Stocks rebound on Wall Street, S&P 500 trades above record
NEW YORK (AP) — The S&P 500 briefly traded above its record closing high Wednesday, nearly erasing the last of the historic losses it took due to the coronavirus pandemic. The index ended up with a gain of 1.4%, just shy of its all-time high. Big technology stocks once again led way. At its depths, the S&P 500 had been down nearly 34% when worries about the recession were at their height. But massive aid from the Federal Reserve and Congress helped prop up the market. That’s allowed investors to look ahead a to a future when a vaccine will hopefully help the economy get back to normal.
How can Wall Street be so healthy when Main Street isn’t?
NEW YORK (AP) — Wall Street is flying, with the S&P 500 now within a few points of its pre-pandemic record, while Main Street is teetering. Stocks have soared even as the economy has struggled in large part because investors are looking ahead to a brighter future. Huge efforts by the Federal Reserve and Congress to prop up the economy have helped put a floor under markets. Profits have also remained incredibly resilient for the stock market’s most influential companies.

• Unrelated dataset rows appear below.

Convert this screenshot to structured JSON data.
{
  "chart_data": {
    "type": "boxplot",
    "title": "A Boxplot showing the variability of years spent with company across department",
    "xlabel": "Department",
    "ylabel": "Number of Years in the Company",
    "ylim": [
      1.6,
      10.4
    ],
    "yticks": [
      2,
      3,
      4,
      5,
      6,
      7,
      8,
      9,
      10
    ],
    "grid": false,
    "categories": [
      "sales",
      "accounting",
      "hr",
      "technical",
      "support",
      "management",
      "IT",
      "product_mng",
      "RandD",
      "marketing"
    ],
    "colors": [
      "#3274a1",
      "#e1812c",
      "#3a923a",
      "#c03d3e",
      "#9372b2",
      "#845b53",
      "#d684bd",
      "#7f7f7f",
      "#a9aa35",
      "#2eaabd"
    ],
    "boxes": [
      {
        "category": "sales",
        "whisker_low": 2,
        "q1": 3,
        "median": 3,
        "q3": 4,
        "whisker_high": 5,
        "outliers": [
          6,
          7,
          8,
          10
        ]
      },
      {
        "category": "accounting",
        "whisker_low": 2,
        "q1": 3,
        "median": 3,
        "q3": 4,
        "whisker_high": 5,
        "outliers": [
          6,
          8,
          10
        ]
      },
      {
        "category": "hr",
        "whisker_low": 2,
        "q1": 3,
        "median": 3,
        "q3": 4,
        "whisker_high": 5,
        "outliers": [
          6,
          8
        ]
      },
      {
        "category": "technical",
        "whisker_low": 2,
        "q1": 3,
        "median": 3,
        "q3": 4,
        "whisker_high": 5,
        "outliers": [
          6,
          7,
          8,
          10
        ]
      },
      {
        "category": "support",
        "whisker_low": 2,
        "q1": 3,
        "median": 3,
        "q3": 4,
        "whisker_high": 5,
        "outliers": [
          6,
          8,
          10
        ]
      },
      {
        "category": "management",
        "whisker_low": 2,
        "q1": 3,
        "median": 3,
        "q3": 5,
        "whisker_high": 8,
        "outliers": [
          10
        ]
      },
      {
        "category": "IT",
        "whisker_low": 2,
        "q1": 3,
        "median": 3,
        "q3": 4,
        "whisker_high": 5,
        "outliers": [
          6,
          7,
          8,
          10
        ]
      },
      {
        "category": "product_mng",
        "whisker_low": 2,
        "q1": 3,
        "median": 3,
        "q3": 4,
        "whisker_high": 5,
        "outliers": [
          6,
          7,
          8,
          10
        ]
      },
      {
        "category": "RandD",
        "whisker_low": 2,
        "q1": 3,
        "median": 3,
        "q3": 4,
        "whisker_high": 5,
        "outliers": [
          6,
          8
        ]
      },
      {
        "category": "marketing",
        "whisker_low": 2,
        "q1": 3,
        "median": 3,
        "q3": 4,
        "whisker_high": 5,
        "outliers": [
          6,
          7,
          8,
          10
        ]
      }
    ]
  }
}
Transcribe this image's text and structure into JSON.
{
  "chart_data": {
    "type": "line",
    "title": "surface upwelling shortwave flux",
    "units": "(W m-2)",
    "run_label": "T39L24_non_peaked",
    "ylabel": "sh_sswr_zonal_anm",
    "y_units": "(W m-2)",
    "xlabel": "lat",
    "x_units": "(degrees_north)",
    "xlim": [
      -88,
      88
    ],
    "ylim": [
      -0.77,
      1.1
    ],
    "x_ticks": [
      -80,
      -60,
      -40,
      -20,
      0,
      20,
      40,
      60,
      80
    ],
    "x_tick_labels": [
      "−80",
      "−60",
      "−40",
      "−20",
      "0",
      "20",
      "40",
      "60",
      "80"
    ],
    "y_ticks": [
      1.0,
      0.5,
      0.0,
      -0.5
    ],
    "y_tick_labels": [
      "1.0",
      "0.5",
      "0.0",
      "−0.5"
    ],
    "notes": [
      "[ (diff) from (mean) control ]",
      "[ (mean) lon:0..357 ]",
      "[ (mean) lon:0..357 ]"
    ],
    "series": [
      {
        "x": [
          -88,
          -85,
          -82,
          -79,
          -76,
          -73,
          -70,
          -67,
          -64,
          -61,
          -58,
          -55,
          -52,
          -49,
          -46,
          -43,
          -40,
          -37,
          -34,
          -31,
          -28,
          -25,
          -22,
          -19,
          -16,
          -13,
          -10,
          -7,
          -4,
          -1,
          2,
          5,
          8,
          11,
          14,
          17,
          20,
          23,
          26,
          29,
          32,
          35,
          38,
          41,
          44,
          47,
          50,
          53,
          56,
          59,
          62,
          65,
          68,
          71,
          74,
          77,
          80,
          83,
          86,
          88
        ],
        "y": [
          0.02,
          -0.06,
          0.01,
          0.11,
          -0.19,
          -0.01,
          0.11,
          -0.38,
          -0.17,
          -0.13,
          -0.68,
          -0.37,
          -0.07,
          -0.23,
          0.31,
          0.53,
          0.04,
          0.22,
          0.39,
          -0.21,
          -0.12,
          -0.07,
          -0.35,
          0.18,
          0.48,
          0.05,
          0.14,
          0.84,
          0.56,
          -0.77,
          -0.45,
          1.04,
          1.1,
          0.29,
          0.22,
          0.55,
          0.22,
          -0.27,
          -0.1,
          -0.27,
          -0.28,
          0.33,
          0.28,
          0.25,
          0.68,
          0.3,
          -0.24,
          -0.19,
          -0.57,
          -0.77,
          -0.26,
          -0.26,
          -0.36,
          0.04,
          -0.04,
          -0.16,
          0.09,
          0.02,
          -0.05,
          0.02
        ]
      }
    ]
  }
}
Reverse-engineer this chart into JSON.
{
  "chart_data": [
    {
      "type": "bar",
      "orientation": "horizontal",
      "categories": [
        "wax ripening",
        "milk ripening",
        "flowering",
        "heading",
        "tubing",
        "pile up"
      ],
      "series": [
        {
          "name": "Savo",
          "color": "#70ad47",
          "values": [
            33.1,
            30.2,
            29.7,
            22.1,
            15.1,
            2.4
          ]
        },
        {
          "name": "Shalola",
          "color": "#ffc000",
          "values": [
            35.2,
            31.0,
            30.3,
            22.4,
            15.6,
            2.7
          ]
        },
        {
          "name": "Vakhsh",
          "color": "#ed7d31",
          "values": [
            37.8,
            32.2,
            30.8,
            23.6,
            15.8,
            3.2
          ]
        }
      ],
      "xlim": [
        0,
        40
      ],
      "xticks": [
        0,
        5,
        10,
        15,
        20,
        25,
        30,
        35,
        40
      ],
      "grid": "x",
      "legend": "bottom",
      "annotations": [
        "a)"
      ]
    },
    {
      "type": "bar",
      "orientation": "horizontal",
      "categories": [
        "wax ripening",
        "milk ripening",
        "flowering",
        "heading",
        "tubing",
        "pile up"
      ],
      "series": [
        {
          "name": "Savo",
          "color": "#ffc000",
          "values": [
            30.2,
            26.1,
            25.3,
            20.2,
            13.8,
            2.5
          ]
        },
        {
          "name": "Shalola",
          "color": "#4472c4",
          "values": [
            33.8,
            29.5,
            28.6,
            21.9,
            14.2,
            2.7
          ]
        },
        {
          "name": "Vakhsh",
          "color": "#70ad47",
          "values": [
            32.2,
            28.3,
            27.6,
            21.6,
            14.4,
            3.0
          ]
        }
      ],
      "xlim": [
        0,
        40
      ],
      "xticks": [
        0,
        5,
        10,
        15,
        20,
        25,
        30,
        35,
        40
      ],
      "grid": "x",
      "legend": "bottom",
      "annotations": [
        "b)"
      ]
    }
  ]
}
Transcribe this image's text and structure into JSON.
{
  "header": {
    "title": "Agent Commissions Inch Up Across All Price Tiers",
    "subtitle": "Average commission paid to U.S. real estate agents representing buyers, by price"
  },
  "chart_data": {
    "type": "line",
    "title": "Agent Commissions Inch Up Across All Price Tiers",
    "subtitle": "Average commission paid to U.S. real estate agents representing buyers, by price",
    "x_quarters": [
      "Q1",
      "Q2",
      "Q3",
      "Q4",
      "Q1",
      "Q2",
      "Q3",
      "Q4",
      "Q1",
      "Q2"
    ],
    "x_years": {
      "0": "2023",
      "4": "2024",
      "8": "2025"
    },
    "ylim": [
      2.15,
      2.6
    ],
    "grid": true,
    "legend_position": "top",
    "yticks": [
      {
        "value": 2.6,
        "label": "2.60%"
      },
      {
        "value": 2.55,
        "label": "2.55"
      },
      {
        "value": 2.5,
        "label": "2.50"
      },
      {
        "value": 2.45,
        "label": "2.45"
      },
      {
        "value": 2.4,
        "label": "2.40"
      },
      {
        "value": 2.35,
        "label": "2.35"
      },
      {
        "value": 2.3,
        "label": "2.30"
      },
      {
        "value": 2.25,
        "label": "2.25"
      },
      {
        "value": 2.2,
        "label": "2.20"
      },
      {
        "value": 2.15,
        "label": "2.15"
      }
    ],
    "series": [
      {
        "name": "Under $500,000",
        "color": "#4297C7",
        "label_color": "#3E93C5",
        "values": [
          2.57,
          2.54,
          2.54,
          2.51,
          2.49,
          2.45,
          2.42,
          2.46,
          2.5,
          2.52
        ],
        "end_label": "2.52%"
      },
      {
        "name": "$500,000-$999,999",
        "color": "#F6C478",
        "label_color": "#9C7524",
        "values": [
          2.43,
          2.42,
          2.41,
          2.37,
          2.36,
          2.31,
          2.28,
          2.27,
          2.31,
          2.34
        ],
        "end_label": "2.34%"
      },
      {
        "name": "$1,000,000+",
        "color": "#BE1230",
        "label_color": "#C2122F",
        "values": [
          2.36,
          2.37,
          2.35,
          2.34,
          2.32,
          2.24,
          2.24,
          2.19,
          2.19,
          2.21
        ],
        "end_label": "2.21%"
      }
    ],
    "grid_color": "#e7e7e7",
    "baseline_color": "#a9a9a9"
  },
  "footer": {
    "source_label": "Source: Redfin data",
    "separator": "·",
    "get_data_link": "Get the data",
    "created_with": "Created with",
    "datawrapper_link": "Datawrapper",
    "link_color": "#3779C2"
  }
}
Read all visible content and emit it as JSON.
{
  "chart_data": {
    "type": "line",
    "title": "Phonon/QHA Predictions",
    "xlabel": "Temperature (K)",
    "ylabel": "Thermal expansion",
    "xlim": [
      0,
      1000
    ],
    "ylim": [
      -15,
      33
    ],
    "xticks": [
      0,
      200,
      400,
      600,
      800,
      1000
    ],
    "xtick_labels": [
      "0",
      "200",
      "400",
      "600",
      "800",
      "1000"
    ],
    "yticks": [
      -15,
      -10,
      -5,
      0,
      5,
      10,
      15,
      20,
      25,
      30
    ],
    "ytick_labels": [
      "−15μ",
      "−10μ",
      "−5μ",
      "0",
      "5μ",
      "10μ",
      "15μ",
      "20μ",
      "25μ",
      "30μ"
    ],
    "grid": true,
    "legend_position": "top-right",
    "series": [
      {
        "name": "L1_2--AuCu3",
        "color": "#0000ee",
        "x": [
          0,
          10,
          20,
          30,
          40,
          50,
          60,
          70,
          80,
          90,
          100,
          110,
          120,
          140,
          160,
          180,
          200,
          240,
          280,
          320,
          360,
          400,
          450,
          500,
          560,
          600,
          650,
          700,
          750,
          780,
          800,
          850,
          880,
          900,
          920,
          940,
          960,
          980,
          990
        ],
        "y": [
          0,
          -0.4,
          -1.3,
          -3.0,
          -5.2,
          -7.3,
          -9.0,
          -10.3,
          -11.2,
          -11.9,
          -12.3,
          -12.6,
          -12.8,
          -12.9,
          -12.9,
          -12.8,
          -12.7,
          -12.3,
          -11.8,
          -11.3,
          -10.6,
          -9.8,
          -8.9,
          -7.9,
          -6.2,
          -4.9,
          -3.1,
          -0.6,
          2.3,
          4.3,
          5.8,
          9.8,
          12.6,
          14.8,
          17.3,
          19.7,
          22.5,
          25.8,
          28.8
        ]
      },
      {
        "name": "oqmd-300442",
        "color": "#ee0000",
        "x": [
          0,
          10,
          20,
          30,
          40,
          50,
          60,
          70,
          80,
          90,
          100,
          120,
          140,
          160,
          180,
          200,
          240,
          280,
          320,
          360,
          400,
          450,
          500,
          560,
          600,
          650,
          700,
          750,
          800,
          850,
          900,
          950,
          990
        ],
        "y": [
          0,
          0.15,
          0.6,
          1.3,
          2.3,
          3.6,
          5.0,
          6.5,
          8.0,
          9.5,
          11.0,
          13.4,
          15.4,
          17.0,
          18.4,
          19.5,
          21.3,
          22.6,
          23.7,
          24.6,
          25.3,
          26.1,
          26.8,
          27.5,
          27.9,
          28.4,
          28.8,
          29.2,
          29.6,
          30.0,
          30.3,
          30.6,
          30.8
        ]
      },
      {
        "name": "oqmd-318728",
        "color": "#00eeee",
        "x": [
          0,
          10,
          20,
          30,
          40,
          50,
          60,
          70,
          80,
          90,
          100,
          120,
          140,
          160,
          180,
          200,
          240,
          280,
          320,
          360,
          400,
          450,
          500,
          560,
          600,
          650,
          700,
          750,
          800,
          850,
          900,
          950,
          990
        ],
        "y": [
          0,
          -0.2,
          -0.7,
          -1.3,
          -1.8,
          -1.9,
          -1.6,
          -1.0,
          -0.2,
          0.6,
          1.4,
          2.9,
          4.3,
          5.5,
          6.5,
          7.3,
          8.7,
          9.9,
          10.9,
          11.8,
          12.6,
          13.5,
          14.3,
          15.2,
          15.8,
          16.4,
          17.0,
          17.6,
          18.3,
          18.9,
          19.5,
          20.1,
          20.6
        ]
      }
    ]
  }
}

Rising hopes for a potential COVID-19 vaccine are also encouraging investors to focus on an expected rebound in corporate profits as life returns to normal.
Boston Fed chief: States’ rush to reopen slowed US recovery
WASHINGTON (AP) — A top official at the Federal Reserve criticized the decision by many states to reopen businesses this spring before getting the virus fully under control, and said those choices have hindered an economic recovery in the U.S. Eric Rosengren, president of the Federal Reserve Bank of Boston, says that states in the South and West that allowed businesses to reopen after shutting down for a brief period did register an initial burst of economic activity. But spikes in infection rates soon followed and economies in those states are now lagging those in the Northeast as consumers have become more cautious. Rosengren’s comments, delivered online Wednesday, are among the most specific yet by a Fed official tying the health of the economy to the nation’s ability to control the virus.
US budget deficit climbs to record $2.81 trillion
SILVER SPRING, Md. (AP) — The Treasury Department says the U.S. budget deficit climbed to $2.81 trillion in the first 10 months of the budget year. That exceeds any on record, and it’s expected to eventually reach levels more than double the nation’s largest recorded annual deficit. The department said Wednesday that the federal government rang up a $63 billion deficit in July. That’s a relatively modest amount compared to red ink that spilled in the spring months when the government tried to revive an economy that all but ground to a halt due to the coronavirus outbreak. The July figure follows a record monthly deficit of $864 billion in June.
Sumner Redstone, who built media empire including CBS, dies
NEW YORK (AP) — Sumner Redstone, who built a media empire from his family’s drive-in movie chain, has died. He was 97. Redstone built his operations through aggressive acquisitions, but many headlines with his name focused on his severing ties with wives, actors and executives. In multiple interviews, he said he’d never die. His tight-fisted grip on the National Amusements theater chain, which controls both CBS Corp. and Viacom Inc. through voting stock, has been passed down to his daughter, Shari Redstone, who battled top executives to re-merge the two entities that split in 2006.
US consumer prices rose 0.6% in July, matching June uptick
WASHINGTON (AP) — U.S. consumer prices jumped 0.6% in July as gasoline prices continued to rise. The Labor Department reported Wednesday that the increase in its consumer price index matched a 0.6% rise in June. The uptick was about twice what economists expected. But inflation remains in check: Consumer prices are up just 1% over the past year. Gasoline prices rose 5.3% from June to July but are down 20.3% in the past 12 months as the coronavirus recession has kept Americans from driving. Excluding volatile food and energy prices, so-called core inflation was up 0.6% last month from June and 1.6% from a year ago.
In a first, Airbnb takes action against guest for party
SAN FRANCISCO (AP) — For the first time, Airbnb is taking legal action against a guest for violating its ban on unauthorized parties. The San Francisco-based home-sharing company is initiating legal proceedings against a guest who held an unauthorized party at a home in Sacramento County, California, last weekend. Three people were shot and injured at the party. Airbnb wouldn’t release the guest’s name but says it has removed the guest from its platform. Airbnb has been trying to clean up its image as it prepares for an initial public offering of its stock. The IPO, which was delayed by the coronavirus pandemic, could still take place later this year.
The S&P 500 rose 46.66 points, or 1.4%, to 3,380.35. The Dow Jones Industrial Average gained 289.93 points, or 1%, to 27,976.84. The Nasdaq composite climbed 229.42 points, or 2.1%, to 11,012.24. The Russell 2000 index of small company stocks picked up 8.15 points, or 0.5%, to 1,583.25.